Хардинг вспомнил, что он полицейский, и прохрипел:
— О’кей! Теперь все в сборе или в машинном отделении спрятался еще целый кордебалет?
— Теперь — все, лейтенант, — успокоил я его.
— Тогда я наконец могу приступить к своим обязанностям, — заявил он. — Все остаются на местах. Через пять минут я вернусь.
Никто не произнес ни слова. Вулрих по-прежнему склонялся над мертвой Элен, и по его лицу текли слезы. Глория перестала притворяться, что ей плохо, так как на это никто не реагировал, и с ненавистью смотрела на него. Эйприл стояла не шевелясь, и в ее лице не было ни кровинки. Лица Бейли и Луи Барона приняли бесстрастные выражения, как у индейцев, которые опоздали к распределению жен и теперь вынуждены ждать следующего раза. Мускат все еще сидел на полу с трубой на коленях.
Я закурил сигарету и старался не думать о тех осложнениях, которые могут возникнуть, если Глория окажется замешанной в убийстве. Внезапно она схватила Вулриха за плечо и стала трясти его.
— Послушай, ты! — кричала она. — Ты что, забыл, как клялся мне в любви всю последнюю неделю!

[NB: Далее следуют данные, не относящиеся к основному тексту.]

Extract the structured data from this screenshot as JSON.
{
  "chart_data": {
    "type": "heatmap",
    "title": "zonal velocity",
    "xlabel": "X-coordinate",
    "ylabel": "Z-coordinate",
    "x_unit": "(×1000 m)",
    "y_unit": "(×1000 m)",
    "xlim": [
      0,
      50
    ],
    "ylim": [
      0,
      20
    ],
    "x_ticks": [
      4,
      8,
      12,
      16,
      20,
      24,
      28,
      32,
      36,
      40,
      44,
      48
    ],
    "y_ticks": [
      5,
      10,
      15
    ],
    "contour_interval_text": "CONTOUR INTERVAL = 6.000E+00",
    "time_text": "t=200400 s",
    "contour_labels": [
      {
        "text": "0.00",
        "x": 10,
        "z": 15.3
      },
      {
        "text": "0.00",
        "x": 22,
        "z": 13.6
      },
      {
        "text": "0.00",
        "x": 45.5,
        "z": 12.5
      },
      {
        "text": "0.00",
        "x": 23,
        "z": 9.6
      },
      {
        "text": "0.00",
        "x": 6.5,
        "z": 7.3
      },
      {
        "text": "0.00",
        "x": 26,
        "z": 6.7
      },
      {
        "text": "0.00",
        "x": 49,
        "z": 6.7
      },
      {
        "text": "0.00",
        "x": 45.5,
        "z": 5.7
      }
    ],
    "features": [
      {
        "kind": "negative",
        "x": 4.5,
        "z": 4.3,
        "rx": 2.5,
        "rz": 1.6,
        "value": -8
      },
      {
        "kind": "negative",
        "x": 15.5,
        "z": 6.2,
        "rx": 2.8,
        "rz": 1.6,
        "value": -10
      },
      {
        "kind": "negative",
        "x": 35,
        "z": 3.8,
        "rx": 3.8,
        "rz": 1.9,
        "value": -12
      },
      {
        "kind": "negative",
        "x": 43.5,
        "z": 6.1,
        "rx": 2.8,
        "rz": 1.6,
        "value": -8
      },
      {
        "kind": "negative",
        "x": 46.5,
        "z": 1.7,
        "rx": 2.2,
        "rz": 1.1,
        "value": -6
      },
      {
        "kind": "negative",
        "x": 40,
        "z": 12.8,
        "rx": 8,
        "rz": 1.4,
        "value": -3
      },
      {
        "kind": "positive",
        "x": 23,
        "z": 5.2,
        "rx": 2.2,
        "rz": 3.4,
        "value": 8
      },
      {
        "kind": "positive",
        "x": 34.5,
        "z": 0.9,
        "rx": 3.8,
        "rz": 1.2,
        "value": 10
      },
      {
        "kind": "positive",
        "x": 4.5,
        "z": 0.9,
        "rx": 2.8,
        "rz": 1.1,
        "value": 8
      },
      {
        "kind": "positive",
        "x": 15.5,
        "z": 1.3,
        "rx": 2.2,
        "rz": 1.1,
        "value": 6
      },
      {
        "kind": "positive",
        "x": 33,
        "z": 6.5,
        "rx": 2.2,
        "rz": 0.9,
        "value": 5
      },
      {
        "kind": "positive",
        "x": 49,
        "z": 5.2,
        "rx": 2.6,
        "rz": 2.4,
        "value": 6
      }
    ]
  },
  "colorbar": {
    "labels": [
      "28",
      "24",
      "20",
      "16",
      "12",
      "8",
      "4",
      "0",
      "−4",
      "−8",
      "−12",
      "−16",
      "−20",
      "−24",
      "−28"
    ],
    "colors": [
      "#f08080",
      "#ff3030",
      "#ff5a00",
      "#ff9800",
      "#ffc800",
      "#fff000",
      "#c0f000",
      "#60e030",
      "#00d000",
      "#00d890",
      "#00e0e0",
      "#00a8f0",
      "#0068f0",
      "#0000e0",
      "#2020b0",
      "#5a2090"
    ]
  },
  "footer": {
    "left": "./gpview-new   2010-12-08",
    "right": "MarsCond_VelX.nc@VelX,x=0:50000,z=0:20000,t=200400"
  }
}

Вулрих сбросил ее руку, посмотрел на нее таким взглядом, словно видел ее в первый раз, и снова нагнулся над Элен Фицрой.
— Она была моей женой, — просто сказал он.
Следующее утро было солнечным, голубая вода гавани манила к себе. Но мне не удалось насладиться красотами Байя-Мар: я парился в телефонной будке и разговаривал с Гугенхеймером.
— Во вторник! — прорычал он.
— Вы с ума сошли, — ответил я. — Это невозможно. Хардинг запретил нам покидать территорию гавани, пока он не найдет убийцу.
— Я ничего не буду иметь против, если он справится с этим до вечера понедельника, — ледяным тоном сказал продюсер.
— Невозможно, — твердил я.
Последовала долгая пауза, и Гугенхеймер заговорил снова, его голос звучал даже ласково — таким тоном Джек Потрошитель, наверное, разговаривал со своими жертвами.